Forecasts of 5G revenue have to be considered in a nuanced way, in large part because a displacement process will be at work: an existing 4G account that is converted into a 5G account often has relatively slight net impact on revenues or profit, even if gross revenues are certain to grow.
In other words, 5G might be relatively revenue neutral in a net sense, even though we can fully expect 5G revenues to grow substantially. At least so far, much of the incremental revenue lift we have seen from 5G has come from convincing subscribers to move from lower-priced service plans to higher-priced plans.
Moving subscribers to higher-priced unlimited usage plans that include 5G as a feature provides one example of the upgrade process. But such changes might only indirectly be attributable to “5G” adoption.
Most of the net change in 4G or 5G revenues will be driven by replacement. For existing customers, 5G adoption also means abandonment of 4G.
That process of displacement has been happening since 2G, when many consumers had become mobile users, and upgraded from 2G to 3G services.
The other issue is the degree to which new incremental service revenues can be created. There is much optimism about new revenue sources.

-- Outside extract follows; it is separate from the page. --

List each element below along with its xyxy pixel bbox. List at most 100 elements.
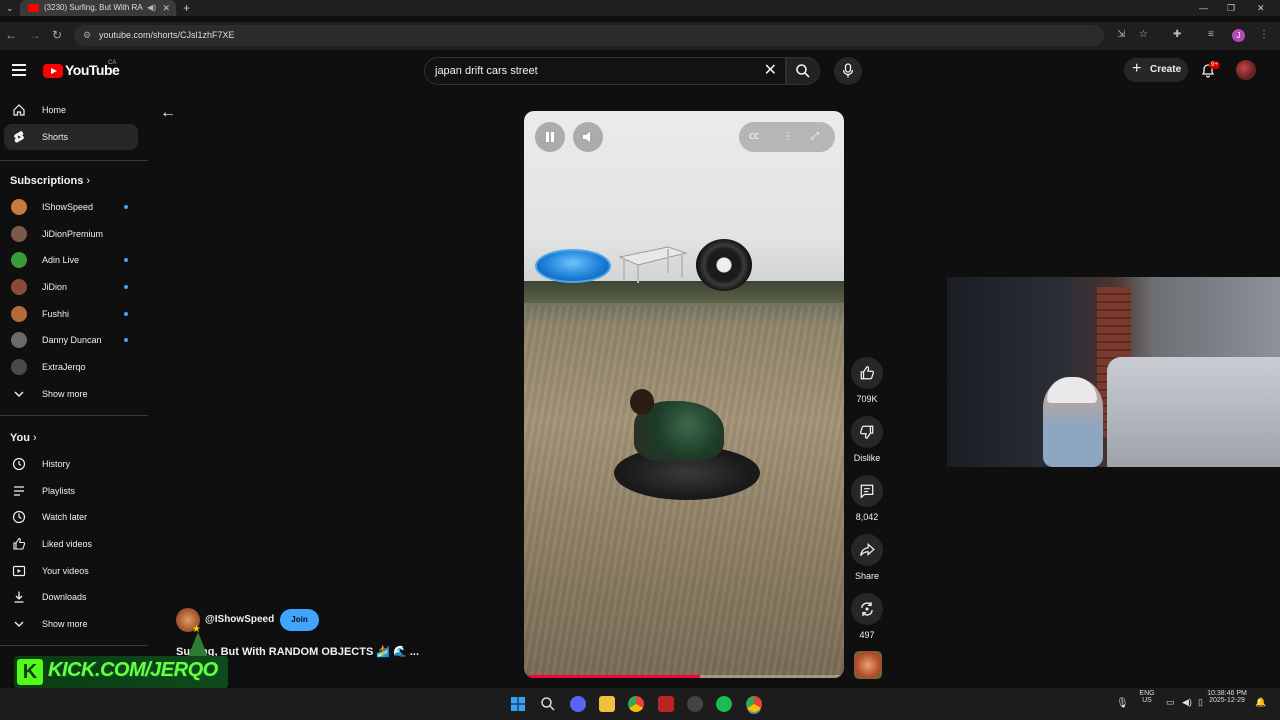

This forecast developed by ABI Research for Interdigital shows the possible importance of "industrial" revenue, compared to consumer revenue, even if most observers might consider this outcome a very-slight possibility.
The key assumption here is that return on investment comes from enterprise services, not consumer services. That presumably assumes that profit margins on enterprise services are much higher than consumer profits, even if consumer revenues continue to provide the majority of total service revenues.
Whether this proves to be correct is the question.